I get the feeling that the same is true of iTunes and similar such programs. These programs are not merely stereos that reside on your computer but are probably better understood as music processors. The options iTunes affords you to organize your music in myriad different cross-referenced ways enable you to listen to music in ways previously impossible — it’s not just the shuffling, but the manu ways in which you can shuffle; and the ease with which you can clump genres together or edit songs out you don’t like and compile spontaneous playlists via search criteria. I used to sit on the couch and read while music would play; now all the time I spend listening to music at home I also spend organizing music data. It’s not like I only listened to records when alphabetizing my collection, so this development disturbs me a little.

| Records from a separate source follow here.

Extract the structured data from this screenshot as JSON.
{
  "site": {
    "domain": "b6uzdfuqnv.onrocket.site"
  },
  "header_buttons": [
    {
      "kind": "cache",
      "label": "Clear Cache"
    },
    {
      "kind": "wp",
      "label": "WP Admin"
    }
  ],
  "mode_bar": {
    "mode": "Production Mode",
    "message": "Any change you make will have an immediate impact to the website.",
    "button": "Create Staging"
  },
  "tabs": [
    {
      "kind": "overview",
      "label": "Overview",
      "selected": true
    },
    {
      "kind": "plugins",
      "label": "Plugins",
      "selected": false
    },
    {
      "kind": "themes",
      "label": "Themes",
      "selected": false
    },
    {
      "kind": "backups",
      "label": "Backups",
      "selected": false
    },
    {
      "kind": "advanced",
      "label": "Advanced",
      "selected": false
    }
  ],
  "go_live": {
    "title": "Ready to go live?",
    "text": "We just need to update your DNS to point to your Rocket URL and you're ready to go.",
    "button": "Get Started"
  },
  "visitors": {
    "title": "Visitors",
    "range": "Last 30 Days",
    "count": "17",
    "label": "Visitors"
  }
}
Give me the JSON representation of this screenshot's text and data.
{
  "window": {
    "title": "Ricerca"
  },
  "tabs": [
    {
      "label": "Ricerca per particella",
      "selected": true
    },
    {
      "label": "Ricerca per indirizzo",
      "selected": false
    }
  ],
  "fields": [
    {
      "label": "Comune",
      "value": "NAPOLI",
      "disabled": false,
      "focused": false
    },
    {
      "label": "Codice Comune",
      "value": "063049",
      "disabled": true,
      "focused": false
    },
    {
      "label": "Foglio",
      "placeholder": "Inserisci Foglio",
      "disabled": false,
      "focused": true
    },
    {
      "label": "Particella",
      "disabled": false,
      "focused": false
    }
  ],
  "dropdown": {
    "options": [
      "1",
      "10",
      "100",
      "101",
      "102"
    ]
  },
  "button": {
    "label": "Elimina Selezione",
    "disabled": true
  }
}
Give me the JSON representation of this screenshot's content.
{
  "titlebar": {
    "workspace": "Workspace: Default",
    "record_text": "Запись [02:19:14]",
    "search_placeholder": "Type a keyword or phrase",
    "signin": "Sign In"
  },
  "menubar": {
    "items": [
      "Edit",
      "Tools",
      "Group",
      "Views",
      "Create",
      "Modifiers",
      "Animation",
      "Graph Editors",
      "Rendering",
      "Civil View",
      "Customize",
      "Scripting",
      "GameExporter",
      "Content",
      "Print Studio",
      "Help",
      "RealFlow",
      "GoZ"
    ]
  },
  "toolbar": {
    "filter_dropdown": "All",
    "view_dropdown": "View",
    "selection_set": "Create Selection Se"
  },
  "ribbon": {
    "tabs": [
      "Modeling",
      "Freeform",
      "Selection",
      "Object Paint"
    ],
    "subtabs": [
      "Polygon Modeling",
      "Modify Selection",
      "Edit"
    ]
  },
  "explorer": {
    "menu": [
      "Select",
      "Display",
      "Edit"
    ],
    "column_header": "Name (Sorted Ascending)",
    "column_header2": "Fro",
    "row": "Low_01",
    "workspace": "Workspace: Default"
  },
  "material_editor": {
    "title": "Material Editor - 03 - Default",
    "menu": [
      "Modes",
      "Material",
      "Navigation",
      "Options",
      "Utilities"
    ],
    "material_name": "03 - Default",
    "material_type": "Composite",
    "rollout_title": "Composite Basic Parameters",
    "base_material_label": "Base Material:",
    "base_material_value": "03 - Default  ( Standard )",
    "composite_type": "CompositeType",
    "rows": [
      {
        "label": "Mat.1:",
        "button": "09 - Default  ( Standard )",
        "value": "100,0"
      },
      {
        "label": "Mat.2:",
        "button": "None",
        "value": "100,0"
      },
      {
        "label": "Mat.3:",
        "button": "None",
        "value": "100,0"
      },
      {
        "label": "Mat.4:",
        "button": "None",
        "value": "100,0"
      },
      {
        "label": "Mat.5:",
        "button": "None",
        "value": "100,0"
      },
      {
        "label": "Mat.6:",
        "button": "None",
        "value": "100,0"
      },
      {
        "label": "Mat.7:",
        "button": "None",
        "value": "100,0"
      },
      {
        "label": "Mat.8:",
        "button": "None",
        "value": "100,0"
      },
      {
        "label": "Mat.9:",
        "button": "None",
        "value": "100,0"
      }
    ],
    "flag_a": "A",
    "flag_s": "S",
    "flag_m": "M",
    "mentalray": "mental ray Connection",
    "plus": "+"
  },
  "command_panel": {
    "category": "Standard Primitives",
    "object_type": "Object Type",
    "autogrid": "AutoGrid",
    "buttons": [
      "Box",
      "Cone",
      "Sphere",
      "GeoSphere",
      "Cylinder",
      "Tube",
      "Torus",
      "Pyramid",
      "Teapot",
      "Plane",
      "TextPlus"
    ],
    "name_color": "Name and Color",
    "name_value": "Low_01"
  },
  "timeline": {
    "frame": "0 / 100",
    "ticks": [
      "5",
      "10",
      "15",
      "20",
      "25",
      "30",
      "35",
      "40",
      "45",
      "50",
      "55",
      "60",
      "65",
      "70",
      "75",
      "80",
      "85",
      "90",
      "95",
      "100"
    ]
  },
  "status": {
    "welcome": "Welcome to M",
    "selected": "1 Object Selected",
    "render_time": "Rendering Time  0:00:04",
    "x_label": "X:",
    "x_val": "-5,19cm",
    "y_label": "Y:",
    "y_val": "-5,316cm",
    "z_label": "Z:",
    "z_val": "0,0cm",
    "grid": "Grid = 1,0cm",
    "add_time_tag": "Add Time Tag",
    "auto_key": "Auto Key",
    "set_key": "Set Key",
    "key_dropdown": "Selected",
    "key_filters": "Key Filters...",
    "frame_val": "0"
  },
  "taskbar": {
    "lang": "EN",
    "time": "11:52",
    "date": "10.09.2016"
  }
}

What iTunes does is make the data aspects of music more apprehensible that music’s aural qualities — one can interact with the data much easier than one can listen to the sound. It takes less concentration and has a more immediate payoff. It feels constructive. I can spent all night adding record covers to my ID tags and applying my preferred capitalization style (down for prepositions of 4 or fewer letters, up for all nouns, pronouns and verbs) and sorting through and devising more useful genre categories. But something is slipping away from me and I’m not sure I even know what it is, and I know that before long I won’t even remember that it’s gone. As an undergraduate I used to type my papers for class on a typewriter, and that seems unfathomable to me now; it’s as though it wasn’t me who did that because I never would do that now — I wouldn’t be able to, I’d be paralyzed with my fingers on the keys the first time I wanted to move a sentence or insert a introductory clause or qualification. Something similar has happened with listening to music; soon I won’t be able to hear a song without thinking about how I want to classify it in my own personal taxonomy.